Six time zones away from the country's film schools and without central state funding for its filmmakers, the region nonetheless produces half of all Russian movies made outside Moscow and Saint Petersburg.
"Everybody wants to make movies," said Alexei Romanov, who turned his back on a promising career as a filmmaker in Saint Petersburg three decades ago to return to his native Siberia.
"We have films with miniscule budgets and hilariously small fees but they make more in the cinemas here than Hollywood blockbusters," he said. When the director came back to Yakutia, a vast territory that is home to fewer than a million people, the local industry consisted of just two cameramen.

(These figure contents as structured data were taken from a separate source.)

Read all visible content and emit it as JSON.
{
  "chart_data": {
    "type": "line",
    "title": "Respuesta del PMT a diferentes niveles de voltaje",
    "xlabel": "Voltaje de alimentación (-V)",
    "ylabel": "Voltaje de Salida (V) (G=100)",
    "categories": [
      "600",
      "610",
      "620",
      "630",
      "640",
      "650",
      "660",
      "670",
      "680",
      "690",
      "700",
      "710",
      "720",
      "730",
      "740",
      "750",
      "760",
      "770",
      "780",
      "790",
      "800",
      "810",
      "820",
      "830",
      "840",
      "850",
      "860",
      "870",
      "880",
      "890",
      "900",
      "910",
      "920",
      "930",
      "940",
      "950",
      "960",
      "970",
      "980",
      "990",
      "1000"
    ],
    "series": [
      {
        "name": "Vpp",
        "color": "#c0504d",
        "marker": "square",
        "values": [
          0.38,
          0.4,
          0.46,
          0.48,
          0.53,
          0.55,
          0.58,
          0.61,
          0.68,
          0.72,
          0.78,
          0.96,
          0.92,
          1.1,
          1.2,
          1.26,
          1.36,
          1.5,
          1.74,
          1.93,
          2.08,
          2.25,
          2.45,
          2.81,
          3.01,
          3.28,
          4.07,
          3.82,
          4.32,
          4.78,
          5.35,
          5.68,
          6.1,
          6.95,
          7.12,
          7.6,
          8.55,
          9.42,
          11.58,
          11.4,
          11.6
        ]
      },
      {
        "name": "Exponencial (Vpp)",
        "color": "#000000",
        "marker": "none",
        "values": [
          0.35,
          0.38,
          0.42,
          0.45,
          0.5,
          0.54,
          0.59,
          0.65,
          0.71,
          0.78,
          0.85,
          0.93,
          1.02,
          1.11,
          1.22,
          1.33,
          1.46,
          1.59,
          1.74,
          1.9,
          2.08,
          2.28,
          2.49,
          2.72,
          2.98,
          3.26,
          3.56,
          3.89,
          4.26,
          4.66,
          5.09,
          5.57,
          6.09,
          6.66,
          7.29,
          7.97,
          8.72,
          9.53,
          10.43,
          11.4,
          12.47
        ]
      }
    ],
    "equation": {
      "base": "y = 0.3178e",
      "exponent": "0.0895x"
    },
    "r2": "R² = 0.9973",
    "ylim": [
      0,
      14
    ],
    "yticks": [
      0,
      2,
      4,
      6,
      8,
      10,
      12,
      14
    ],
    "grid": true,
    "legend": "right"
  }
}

Now, thanks in part to his efforts, people are "fighting for cameras" to finish their projects before equipment starts failing in winter temperatures that regularly drop to minus 50 degrees Celsius.
Romanov estimated an average local movie budget to be between $40,000 and $80,000. Most actors basically work for free on skeleton budgets, hoping to eventually get paid from box office revenues. But domestic and foreign audiences are starting to notice the region's output.

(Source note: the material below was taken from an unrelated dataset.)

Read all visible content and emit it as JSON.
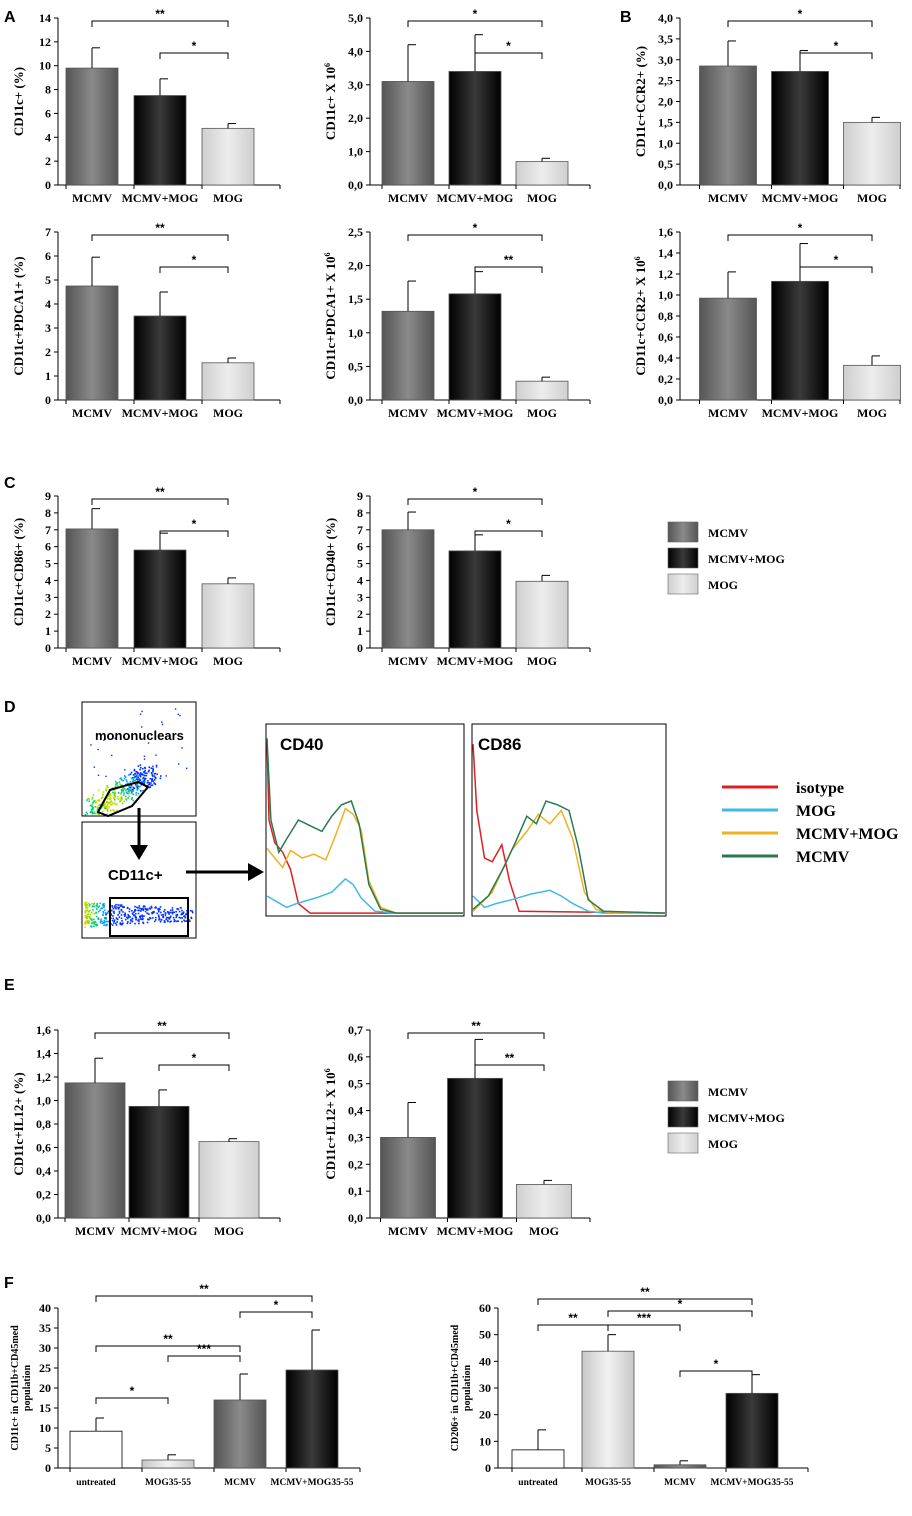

Last year, a Yakutian film "The Lord Eagle" about an elderly couple living with an eagle in the forest, received the top prize at the Moscow Film Festival.
In 2017, South Korea's Busan Film Festival, one of the most important in Asia, showed a dozen Yakutia productions in a special retrospective, praising their unique cinematic style.
Locals jokingly call Yakutia's movie industry "Sakhawood," derived from the region's other name, the Republic of Sakha.
Yakutia's unexplored wildernesses steeped in folk legends and shamanic traditions have piqued festival interest, but Sakhawood's genres are surprisingly varied. Recent premieres have included "Republic Z," a zombie apocalypse sparked by a virus buried in permafrost.
Another new release was "Cheeke," a crime comedy about disco dance-offs, with a green-mustached hero. Romanov - one of the founders of Sakhafilm, Yakutia's main production company - said global art-house interest could be explained by Yakutia's mixed culture.
"We're Asians on the one hand, and Northerners on the other," combining themes of survival with Turkic heritage, he said. "Sakha cinema combines regional legends and folk religions with contemporary values," Jin Park, a programmer for the Busan festival's selection committee, wrote to Agence France-Presse (AFP). Productions show "authentic charm that is rarely found in other regional films," he said.
The region's remoteness not only adds to its allure, it has helped keep its independent cinemas alive.
"We are lucky that we are so far away from everything and big distributors never took over our theaters," said filmmaker Lyubov Borisova, as she worked on sound editing of her directorial debut, filmed last summer.
"Our isolation makes us unattractive" to large chains, which favor Hollywood blockbusters and shut out locally made films across other Russian regions, she said.
Premieres in the region's main city Yakutsk are more community affairs than celebrity galas. People often turn up because a relative was involved in the film's production. At the opening of award-winning "The Lord Eagle," guests were treated to pancakes.
Her movie about a young man sent to work on an isolated island in the Arctic has the working title "The Sun Never Sets" and will be finished in spring. She said the crew worked on the coast of the Laptev Sea for a month, living in an abandoned wing of a village clinic.
The production team constantly heard "spirits" in the building, she added, which they had to ward off by "feeding the fire" - a Yakut tradition of offering small pieces of bread to a furnace.
In his youth, Romanov studied under Sergei Gerasimov, a legendary Soviet director after whom Moscow's famous film school is named.